“In practice the government obtains its technical skill by attracting men from other employers, and its capital in a mobile form by attracting it from other possessors. It gets loans on the money market, which is thereby rendered more stringent; the rate of interest rises and the loans made to other borrowers are diminished,”
But the particular interest of the Report at the present day is the fact that it contains the germs of many ideas which more than twenty years later formed the leading features of the Minority Report of the Poor Law Commission.
At that time it was universally believed that the slum dwellers of London were mainly recruited by rural immigrants, and this error—disproved several years later by the painstaking statistical investigations of Mr. (now Sir) H. Llewelyn Smith—vitiates much of the reasoning of the Report.

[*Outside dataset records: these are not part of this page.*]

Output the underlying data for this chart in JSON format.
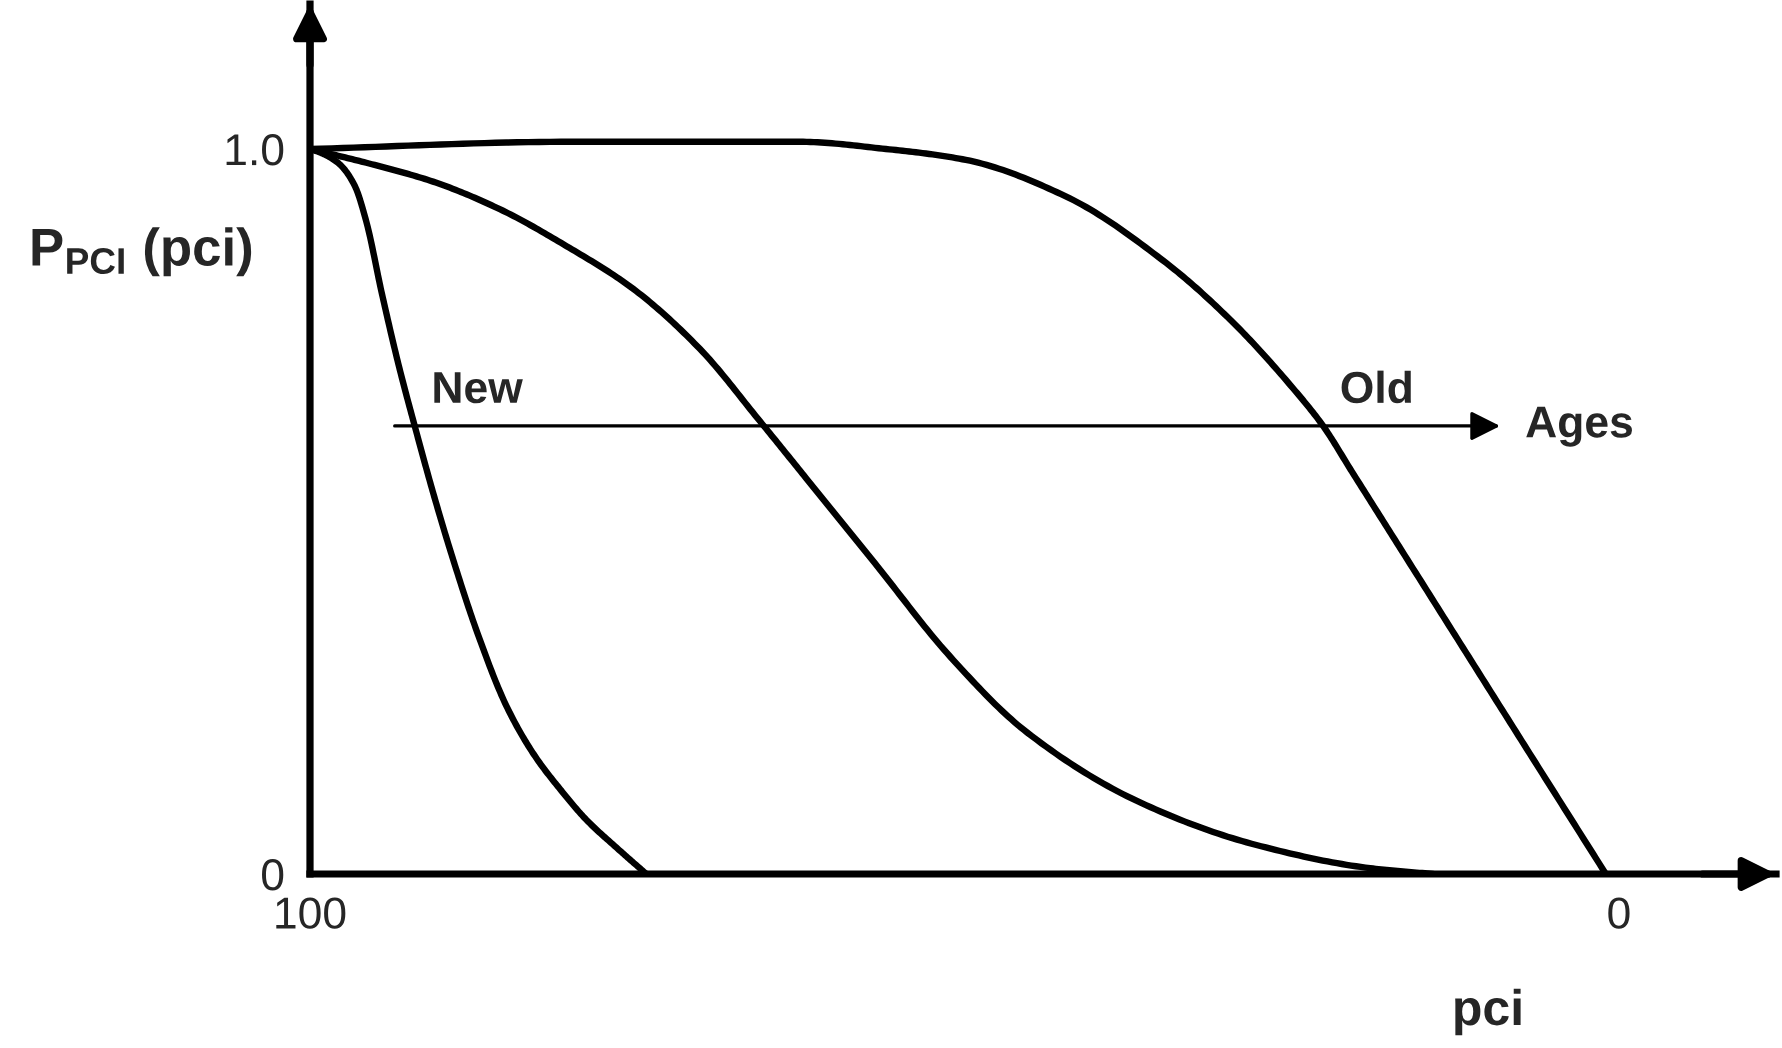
{
  "chart_data": {
    "type": "line",
    "xlabel": "pci",
    "ylabel": "P$_{PCI}$ (pci)",
    "xlim": [
      100,
      -12
    ],
    "ylim": [
      0,
      1.2
    ],
    "xticks": [
      100,
      0
    ],
    "yticks": [
      0,
      {
        "value": 1,
        "label": "1.0"
      }
    ],
    "line_style": "solid",
    "series": [
      {
        "color": "#000000",
        "x": [
          100,
          99.2,
          97.8,
          96.6,
          95.7,
          94.5,
          93.2,
          92.0,
          90.5,
          89.0,
          87.2,
          85.0,
          82.9,
          80.8,
          78.9,
          76.5,
          74.3
        ],
        "values": [
          1.0,
          0.995,
          0.98,
          0.95,
          0.9,
          0.8,
          0.7,
          0.618,
          0.52,
          0.43,
          0.332,
          0.232,
          0.165,
          0.115,
          0.075,
          0.035,
          0.0
        ]
      },
      {
        "color": "#000000",
        "x": [
          100,
          95.7,
          90.6,
          85.5,
          80.4,
          75.3,
          70.2,
          65.6,
          62.1,
          56.9,
          51.1,
          45.2,
          36.5,
          27.7,
          19.0,
          14.2
        ],
        "values": [
          1.0,
          0.981,
          0.955,
          0.917,
          0.866,
          0.807,
          0.724,
          0.624,
          0.546,
          0.43,
          0.3,
          0.195,
          0.098,
          0.04,
          0.008,
          0.0
        ]
      },
      {
        "color": "#000000",
        "x": [
          100,
          80,
          62.6,
          56.0,
          49.9,
          42.3,
          34.6,
          29.5,
          24.9,
          22.6,
          20.4,
          16.8,
          11.7,
          6.6,
          1.0
        ],
        "values": [
          1.0,
          1.01,
          1.01,
          1.0,
          0.985,
          0.935,
          0.843,
          0.761,
          0.67,
          0.618,
          0.555,
          0.452,
          0.306,
          0.16,
          0.0
        ]
      }
    ],
    "annotations": [
      {
        "text": "New",
        "x": 92.0,
        "y": 0.618
      },
      {
        "text": "Old",
        "x": 22.6,
        "y": 0.618
      },
      "Ages"
    ]
  }
}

After analysing the causes of unemployment on lines now familiar to all, and denouncing private charity with vehemence worthy of the Charity Organisation Society, it recommends the revival of social life in our villages in order to keep the country people from crowding into the slums. The Dock Companies are urged to organise their casual labour into permanently employed brigades: and it is suggested, as in the “Minority Report,” that “the most really ‘remunerative’ form of ‘relief’ works for the unemployed would often be a course of instruction in some new trade or handicraft” Technical education is strongly recommended; Labour Bureaux are advocated; State cultivation of tobacco is suggested as a means of employing labour on the land (private cultivation of tobacco was until recently prohibited by law), as well as municipal drink supply, State railways, and “universal military (home) service” as a means of promoting “the growth of social consciousness,”
The Report is unequal. An eloquent but irrelevant passage on the social effects of bringing the railway contractor’s navvies to a rural village was possibly contributed by Hubert Bland, whilst the conclusion, a magniloquent eulogy of the moral value of Government service, written, according to Webb’s recollection, by Frank Podmore, is evidently the work of a civil servant who has not got over the untamed enthusiasms of youth!
The Report shows immature judgment, but also in parts remarkable foresight, and a complete realisation of the right scientific method. With State tobacco farms and the public organisation of a corps of peripatetic State navvies, the childhood stage of the Fabian Society may be said to conclude.